This month, the Newport Beach Public Library Foundation will kick off the 20th season of its acclaimed Witte Lecture Series. The Witte lectures strive to “encourage dialogue on key topics, including the environment, geopolitics, science, technology, economy, the arts, humanities, and other relevant issues of our time.”
Of this milestone season, Foundation Executive Director Tracy Keys says, “To honor the 20th anniversary of this important series, we have secured some of the best and brightest minds in a variety of fields to share their knowledge with the community here in Orange County.”
If their leadoff speaker is any indication, we are in for quite a treat with this year’s lineup.
The season will begin on Saturday, October 29, with featured speaker, and renowned photojournalist, Lynsey Addario, as she discusses her book, “It’s What I Do: A Photographer’s Life of Love and War.”
Addario, who has earned not only a Pulitzer Prize for her work as part of the New York Times team for International Reporting, but also a MacArthur Genius Grant, and the Overseas Press Club of America’s Olivier Rebbot Award for Best Photographing from Abroad, began her career in 1996, working for the Beunos Aires Herald with no formal photographic training. In 2000, she journeyed to Afghanistan, to document life under the Taliban, and her career telling the story of the world’s conflicts through photos was born.
In 2001, when the tragedy of 9/11 threw the nation into a tailspin, Addario was called upon, as one of the few photojournalists with experience in Afghanistan, to return and cover the American invasion. Since, she has told the story, through her lens, of conflicts happening in places such as Iraq, Darfur, Haiti, the Congo, and Syria. She has made the decision time and again to forego her personal comfort and safety in order to bring these stories to light, putting the story, often, above all else.
In “It’s What I Do,” Addario chronicles this journey.
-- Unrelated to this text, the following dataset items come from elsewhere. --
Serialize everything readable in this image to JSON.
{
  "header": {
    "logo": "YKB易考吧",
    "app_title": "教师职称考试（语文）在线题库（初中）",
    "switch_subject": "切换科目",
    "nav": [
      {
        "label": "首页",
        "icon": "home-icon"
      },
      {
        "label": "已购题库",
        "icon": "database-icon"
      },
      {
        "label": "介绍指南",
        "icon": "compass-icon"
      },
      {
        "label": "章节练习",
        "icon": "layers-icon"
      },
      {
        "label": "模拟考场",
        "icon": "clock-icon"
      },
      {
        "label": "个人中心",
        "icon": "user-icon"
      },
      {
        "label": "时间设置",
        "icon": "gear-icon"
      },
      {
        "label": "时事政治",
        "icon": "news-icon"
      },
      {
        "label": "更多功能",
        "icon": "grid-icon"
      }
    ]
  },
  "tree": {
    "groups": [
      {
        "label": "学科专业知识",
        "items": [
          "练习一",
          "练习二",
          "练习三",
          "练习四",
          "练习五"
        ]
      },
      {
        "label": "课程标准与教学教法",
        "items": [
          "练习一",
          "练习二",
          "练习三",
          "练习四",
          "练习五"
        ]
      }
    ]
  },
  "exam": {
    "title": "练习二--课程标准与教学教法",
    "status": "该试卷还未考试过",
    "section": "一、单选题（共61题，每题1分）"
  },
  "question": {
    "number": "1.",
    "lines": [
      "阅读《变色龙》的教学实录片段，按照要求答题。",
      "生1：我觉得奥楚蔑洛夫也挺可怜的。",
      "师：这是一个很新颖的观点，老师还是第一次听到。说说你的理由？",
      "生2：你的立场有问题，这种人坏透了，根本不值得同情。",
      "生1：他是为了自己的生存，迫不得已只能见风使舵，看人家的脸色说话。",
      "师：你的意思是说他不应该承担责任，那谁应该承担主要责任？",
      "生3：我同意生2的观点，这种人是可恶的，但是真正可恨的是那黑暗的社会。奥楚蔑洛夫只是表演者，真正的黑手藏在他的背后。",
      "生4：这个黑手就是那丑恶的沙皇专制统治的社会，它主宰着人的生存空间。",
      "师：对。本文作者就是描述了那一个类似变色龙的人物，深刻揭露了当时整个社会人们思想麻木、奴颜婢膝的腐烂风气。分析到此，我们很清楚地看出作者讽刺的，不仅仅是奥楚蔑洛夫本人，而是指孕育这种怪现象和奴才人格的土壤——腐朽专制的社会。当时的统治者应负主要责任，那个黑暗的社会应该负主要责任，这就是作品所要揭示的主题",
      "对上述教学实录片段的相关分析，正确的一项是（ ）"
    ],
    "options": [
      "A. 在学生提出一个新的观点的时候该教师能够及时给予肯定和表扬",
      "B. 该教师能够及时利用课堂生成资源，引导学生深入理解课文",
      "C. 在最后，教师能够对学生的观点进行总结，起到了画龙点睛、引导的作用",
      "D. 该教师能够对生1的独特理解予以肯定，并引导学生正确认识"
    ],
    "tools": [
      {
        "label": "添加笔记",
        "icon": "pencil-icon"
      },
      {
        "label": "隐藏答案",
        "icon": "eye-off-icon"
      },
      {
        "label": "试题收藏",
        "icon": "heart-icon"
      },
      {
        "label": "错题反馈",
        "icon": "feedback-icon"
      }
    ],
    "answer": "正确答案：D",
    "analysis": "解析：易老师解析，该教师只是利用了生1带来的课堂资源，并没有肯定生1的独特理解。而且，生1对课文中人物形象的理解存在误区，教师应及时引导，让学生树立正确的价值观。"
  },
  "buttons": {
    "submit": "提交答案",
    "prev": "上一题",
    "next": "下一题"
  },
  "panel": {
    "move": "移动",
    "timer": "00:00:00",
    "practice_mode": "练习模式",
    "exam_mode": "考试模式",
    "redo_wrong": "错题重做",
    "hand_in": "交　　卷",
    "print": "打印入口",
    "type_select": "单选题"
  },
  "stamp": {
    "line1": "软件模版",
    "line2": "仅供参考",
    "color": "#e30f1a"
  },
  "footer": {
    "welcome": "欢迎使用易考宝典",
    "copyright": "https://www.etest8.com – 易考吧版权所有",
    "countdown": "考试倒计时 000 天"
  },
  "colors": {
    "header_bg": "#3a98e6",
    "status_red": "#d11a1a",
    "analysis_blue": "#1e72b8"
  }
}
She tells of having to strike a balance between family and career,
and of the tough road she had trying to earn respect as a woman in a man’s field. She shares how becoming a wife and mother cast the stories she bore witness to in a new light, as well as details of the times she was captured by militants, fearing that she may never return home.
On one such occasion, while covering the fighting in Libya between rebel troops and Moammar Gadhafi’s army, Addario and three fellow journalists were taken captive. Held for a week by pro-Gadhafi forces, she suffered physical abuse, constant groping, and an ever-present fear of rape.
Despite the desperation of her situation, Addario recalls taking comfort in the fact that even if she didn’t survive, her body of work would stand. For someone who had made a life chronicling moments that may otherwise have been unknown to the world at large, that fact was paramount.
In an interview with NPR, she recalled, “I remember the moment in which we were taken hostage in Libya…we were each begging for our lives, because they were deciding whether to execute us…and I remember thinking, ‘What am I doing here?’ Like, ‘How much do I really care about Libya?’
And then I thought, ‘Will I ever get my cameras back?’ which is the most ridiculous thought, of course, when you’re about to die…but you know, for me, that was how my brain worked.”
And now, that amazing brain, which has risked death to share the stories of soldiers and refugees, militants and disenfranchised women, will bring its incredible body of knowledge here to Newport.
An unparalleled opportunity to hear of the world’s plight from one of its chief witnesses, this will be an event not to be missed.
Tickets are $50 each, or $45 for foundation members, and include a wine and cheese reception, lecture, Q&A, book signing, dessert, and coffee.